I looked on everybody's name tag for usernames I recognized, but the only fellow I met in person from the Forum was David Emmerich, at the CED party at the Milwaukee Art Museum. A good fellow, David is, and as enthused about Automation as I am. I had hoped to find Alan Case and Tom Jenkins, but to no avail.
And who would have thought I'd leave a 60F Milwaukee and come home to snow in Seattle !

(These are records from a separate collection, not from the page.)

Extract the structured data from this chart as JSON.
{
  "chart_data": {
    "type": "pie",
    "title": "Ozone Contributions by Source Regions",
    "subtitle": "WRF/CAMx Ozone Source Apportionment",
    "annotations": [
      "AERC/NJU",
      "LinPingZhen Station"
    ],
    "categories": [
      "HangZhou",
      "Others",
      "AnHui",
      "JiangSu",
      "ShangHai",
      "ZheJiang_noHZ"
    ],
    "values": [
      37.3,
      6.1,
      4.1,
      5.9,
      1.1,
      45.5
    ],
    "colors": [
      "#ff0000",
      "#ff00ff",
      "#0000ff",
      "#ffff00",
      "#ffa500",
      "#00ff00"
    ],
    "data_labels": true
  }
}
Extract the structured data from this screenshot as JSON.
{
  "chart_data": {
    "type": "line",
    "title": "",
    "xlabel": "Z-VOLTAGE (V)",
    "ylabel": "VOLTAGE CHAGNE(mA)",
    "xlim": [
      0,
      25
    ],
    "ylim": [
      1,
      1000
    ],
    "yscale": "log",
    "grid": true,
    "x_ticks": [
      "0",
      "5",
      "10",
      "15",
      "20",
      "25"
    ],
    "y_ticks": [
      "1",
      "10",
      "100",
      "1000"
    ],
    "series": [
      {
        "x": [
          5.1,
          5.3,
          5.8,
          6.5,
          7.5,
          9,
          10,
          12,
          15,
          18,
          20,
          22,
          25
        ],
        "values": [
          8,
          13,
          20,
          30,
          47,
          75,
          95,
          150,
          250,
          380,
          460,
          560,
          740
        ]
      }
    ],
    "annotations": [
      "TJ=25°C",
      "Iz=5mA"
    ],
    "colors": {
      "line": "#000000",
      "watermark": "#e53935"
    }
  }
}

I don't think the Fair could have gotten much larger and still fit in the Midwest Airlines Center. One of the catering managers told me they served over 13,000 lunches on Wednesday. And the exhbition floor filled the entire main exhibition hall, whereas at Long Beach or Anaheim we barely took up 1/3 of the facility. We had about 15 hands-on-labs and dozens of tech sessions in the meeting rooms to the Hyatt and Hilton hotels.
I assisted with most of the PanelView Plus hands-on labs. Those were a bit of a headache; we were running beta copies of RSView Studio to support the unreleased PV+600 demo units, and the FactoryTalk tag browser had a disturbing habit of crashing during shortcut creation or tag assignment. I took to paraphrasing Highlander: "If your browser comes away from your Studio, it's over." That sucker had better be fixed by February when it releases.
On the show floor itself I was like the proverbial kid in the candy store. I tried to focus on the partner booths, because A-B stuff I can see any day. I had booth duty for a while, talking until I was hoarse about the new CompactLogix L35E and it's upcoming cousins the L32E and L31.
The Best 4-Minute Overview award goes to Tom Trombley of the I/O group, for his thorough exegesis of the new ArmorPoint version of the Point I/O system. He even anticipated my questions about IP67 washdown ratings and the 1734-ADNX.
Coolest Demo Booth award is hands-down the big Oshkosh military truck with Rockwell controls. Electric Racing Team, eat your hearts out !
The most complex thing I saw was a CIM program that took DXF drawings, converted them to G-code, then converted that to ControlLogix coordinated moves. Cool !
I was also impressed by the new Sequence of Events module with 16-point timestamping and GPS synchronization. That'll go a long way toward more power distribution applications for ControlLogix.
Even though the Fair was three days this year, I don't think I saw even half of the stuff I wanted to.